Now the only way out was a high-stakes obstacle course over debris dotted with deadly ravines. The World Trade Center had five basements, which meant the fifth floor was 90 feet from the ground, and a fall would be almost certain death.
Slowly, gingerly, deliberately, they completed the course.

“Where are the guys from the engine?” Butler asked once he reached triage.


“They’re gone,” he was told.

“Who’s gone?” he asked.

“Everybody’s gone but you guys.”

What has changed?

Josephine Harris, 69, died in January of a heart attack in her New York City apartment. Butler and the five others from Ladder Co. No. 6 who saved her served as pallbearers.
Three hundred forty-three New York City firefighters died on 9/11, others retired and others have since died. They were replaced by younger recruits and a largely new generation of firefighters in the FDNY.
Osama bin Laden’s dead.
Three of Bill and Diane Butler’s four children, who were 13, 11, 8 and 3 on 9/11, are now college-age adults. The fourth recently learned about 9/11 in history class and then pressed her dad on the real story behind that time he saved a woman from a fire.
Asked how life has changed since 9/11 and whether it’s for the better, Butler said he feels like he’s living on borrowed time, “almost waiting for the hammer to drop,” but he largely couldn’t answer.

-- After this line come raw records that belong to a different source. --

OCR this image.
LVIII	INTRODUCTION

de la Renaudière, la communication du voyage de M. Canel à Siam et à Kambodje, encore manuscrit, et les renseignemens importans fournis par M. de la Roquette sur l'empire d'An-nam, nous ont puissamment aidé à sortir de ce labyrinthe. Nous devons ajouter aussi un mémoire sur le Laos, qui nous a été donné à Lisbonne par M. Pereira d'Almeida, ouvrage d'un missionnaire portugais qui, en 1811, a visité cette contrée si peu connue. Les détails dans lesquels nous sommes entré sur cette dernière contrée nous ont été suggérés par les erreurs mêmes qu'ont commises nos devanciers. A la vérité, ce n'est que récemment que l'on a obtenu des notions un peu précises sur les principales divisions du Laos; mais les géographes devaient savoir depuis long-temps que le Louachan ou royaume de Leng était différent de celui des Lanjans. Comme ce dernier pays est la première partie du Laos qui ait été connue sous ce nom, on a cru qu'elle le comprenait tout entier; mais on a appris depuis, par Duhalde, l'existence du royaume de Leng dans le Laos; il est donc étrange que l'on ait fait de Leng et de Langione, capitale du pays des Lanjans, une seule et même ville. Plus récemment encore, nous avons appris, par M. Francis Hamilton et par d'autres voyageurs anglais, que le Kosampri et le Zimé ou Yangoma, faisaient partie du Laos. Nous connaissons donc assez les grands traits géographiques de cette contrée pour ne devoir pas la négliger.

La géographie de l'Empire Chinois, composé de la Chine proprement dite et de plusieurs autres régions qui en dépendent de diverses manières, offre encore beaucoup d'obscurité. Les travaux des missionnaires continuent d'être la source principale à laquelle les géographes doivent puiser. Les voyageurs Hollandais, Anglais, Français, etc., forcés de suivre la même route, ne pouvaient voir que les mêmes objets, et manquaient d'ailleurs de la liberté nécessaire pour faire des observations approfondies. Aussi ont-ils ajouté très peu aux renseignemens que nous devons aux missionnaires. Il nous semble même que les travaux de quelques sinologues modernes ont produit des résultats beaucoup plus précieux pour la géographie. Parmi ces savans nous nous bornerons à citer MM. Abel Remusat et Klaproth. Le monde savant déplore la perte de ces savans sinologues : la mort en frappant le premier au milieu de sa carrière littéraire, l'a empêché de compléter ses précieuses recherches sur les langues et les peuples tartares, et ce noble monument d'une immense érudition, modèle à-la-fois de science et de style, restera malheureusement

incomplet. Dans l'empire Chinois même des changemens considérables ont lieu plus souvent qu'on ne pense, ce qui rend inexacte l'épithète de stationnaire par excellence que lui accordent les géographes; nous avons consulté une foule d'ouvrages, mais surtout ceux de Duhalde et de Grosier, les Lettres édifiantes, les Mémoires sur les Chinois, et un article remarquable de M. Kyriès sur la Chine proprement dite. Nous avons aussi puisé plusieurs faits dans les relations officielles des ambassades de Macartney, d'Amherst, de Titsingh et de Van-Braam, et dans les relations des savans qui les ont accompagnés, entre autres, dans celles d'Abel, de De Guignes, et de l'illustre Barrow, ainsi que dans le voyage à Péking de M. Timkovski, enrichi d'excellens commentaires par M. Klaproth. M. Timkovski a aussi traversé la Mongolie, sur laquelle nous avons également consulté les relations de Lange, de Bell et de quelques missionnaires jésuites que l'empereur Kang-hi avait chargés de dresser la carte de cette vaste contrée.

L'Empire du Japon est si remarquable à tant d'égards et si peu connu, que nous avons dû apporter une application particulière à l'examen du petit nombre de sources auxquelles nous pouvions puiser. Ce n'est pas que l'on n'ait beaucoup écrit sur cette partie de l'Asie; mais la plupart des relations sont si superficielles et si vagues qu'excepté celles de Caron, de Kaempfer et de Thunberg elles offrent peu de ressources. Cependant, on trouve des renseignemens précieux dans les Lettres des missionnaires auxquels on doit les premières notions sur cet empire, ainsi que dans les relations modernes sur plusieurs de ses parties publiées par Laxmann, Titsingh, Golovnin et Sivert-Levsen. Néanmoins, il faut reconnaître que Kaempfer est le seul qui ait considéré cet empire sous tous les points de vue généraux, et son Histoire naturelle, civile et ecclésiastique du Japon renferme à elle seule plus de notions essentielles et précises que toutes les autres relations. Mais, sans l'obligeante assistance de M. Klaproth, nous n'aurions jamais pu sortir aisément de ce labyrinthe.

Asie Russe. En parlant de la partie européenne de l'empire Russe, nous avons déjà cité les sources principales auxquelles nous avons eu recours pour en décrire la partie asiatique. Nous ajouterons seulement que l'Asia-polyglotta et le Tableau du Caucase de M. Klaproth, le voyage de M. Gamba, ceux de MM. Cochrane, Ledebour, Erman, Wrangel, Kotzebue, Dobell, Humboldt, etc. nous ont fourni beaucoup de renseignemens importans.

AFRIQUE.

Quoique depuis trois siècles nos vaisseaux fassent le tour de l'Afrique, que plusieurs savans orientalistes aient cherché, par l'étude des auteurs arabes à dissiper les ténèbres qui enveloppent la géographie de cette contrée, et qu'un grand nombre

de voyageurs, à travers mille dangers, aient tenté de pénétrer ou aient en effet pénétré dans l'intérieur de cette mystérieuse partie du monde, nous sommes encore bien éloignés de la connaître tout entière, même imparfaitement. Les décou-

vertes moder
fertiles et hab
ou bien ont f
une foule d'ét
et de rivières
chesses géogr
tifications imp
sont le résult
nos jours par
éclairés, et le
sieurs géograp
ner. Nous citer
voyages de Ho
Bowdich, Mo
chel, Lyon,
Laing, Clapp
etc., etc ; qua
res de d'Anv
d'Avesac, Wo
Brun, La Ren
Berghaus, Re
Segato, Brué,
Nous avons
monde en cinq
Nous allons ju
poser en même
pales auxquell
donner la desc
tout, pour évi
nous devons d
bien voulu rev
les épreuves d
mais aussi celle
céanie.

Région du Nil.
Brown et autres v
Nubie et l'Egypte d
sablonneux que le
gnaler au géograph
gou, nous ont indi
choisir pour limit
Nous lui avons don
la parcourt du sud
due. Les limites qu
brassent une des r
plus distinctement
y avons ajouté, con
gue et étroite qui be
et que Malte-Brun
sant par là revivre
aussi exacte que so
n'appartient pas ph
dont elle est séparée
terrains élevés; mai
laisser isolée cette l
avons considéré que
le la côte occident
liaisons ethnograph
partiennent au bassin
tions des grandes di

“I really don’t know,” he said, seated at his Bronx fire station. “It’s tough to compare before and after 9/11, you know.”

Soon, the fire alarm rang for smoke in a Bronx home. In a flash, the 33-year veteran was dressed, in a truck and out the door, on his way to where the action was.
And for that instant, it seemed 9/11 hadn’t changed much of anything: That was his call, and he went.